Let us give a faithful pledge to the
people, that we honour indeed the crown, but that we BELONG to them;
that we are their auxiliaries, and not their task-masters,--the
fellow-labourers in the same vineyard,--not lording over their rights,
but helpers of their joy: that to tax them is a grievance to ourselves;
but to cut off from our enjoyments to forward theirs, is the highest
gratification we are capable of receiving.

REFORMED CIVIL LIST.
As things now stand, every man, in proportion to his consequence at
court, tends to add to the expense of the civil list, by all manner of
jobs, if not for himself, yet for his dependents.

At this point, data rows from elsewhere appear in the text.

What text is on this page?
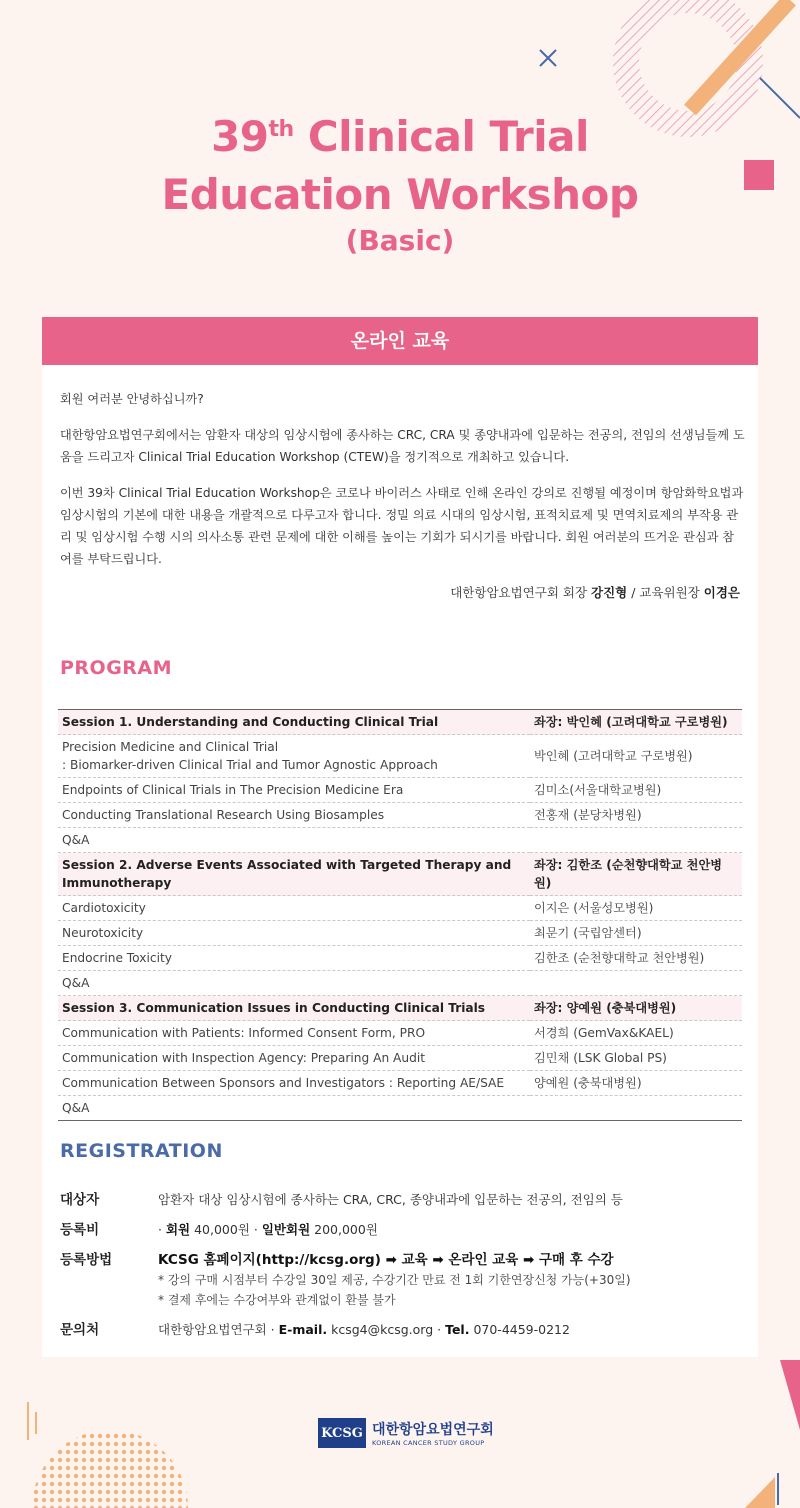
39th Clinical Trial
Education Workshop
(Basic)
온라인 교육

회원 여러분 안녕하십니까?

대한항암요법연구회에서는 암환자 대상의 임상시험에 종사하는 CRC, CRA 및 종양내과에 입문하는 전공의, 전임의 선생님들께 도움을 드리고자 Clinical Trial Education Workshop (CTEW)을 정기적으로 개최하고 있습니다.

이번 39차 Clinical Trial Education Workshop은 코로나 바이러스 사태로 인해 온라인 강의로 진행될 예정이며 항암화학요법과 임상시험의 기본에 대한 내용을 개괄적으로 다루고자 합니다. 정밀 의료 시대의 임상시험, 표적치료제 및 면역치료제의 부작용 관리 및 임상시험 수행 시의 의사소통 관련 문제에 대한 이해를 높이는 기회가 되시기를 바랍니다. 회원 여러분의 뜨거운 관심과 참여를 부탁드립니다.

대한항암요법연구회 회장 강진형 / 교육위원장 이경은
PROGRAM
Session 1. Understanding and Conducting Clinical Trial	좌장: 박인혜 (고려대학교 구로병원)

Precision Medicine and Clinical Trial
: Biomarker-driven Clinical Trial and Tumor Agnostic Approach	박인혜 (고려대학교 구로병원)

Endpoints of Clinical Trials in The Precision Medicine Era	김미소(서울대학교병원)

Conducting Translational Research Using Biosamples	전홍재 (분당차병원)

Q&A	

Session 2. Adverse Events Associated with Targeted Therapy and Immunotherapy	좌장: 김한조 (순천향대학교 천안병원)

Cardiotoxicity	이지은 (서울성모병원)

Neurotoxicity	최문기 (국립암센터)

Endocrine Toxicity	김한조 (순천향대학교 천안병원)

Q&A	

Session 3. Communication Issues in Conducting Clinical Trials	좌장: 양예원 (충북대병원)

Communication with Patients: Informed Consent Form, PRO	서경희 (GemVax&KAEL)

Communication with Inspection Agency: Preparing An Audit	김민채 (LSK Global PS)

Communication Between Sponsors and Investigators : Reporting AE/SAE	양예원 (충북대병원)

Q&A	

REGISTRATION
대상자	암환자 대상 임상시험에 종사하는 CRA, CRC, 종양내과에 입문하는 전공의, 전임의 등
등록비	· 회원 40,000원 · 일반회원 200,000원
등록방법	KCSG 홈페이지(http://kcsg.org) ➡ 교육 ➡ 온라인 교육 ➡ 구매 후 수강
* 강의 구매 시점부터 수강일 30일 제공, 수강기간 만료 전 1회 기한연장신청 가능(+30일)
* 결제 후에는 수강여부와 관계없이 환불 불가
문의처	대한항암요법연구회 · E-mail. kcsg4@kcsg.org · Tel. 070-4459-0212
KCSG 대한항암요법연구회
KOREAN CANCER STUDY GROUP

When the new plan is
established, those who are now suitors for jobs will become the most
strenuous opposers of them. They will have a common interest with the
minister in public economy. Every class, as it stands low, will become
security for the payment of the preceding class; and, thus, the persons
whose insignificant services defraud those that are useful, would then
become interested in their payment. Then the powerful, instead of
oppressing, would be obliged to support the weak; and idleness would
become concerned in the reward of industry. The whole fabric of the
civil economy would become compact and connected in all its parts; it
would be formed into a well-organized body, where every member
contributes to the support of the whole; and where even the lazy stomach
secures the vigour of the active arm.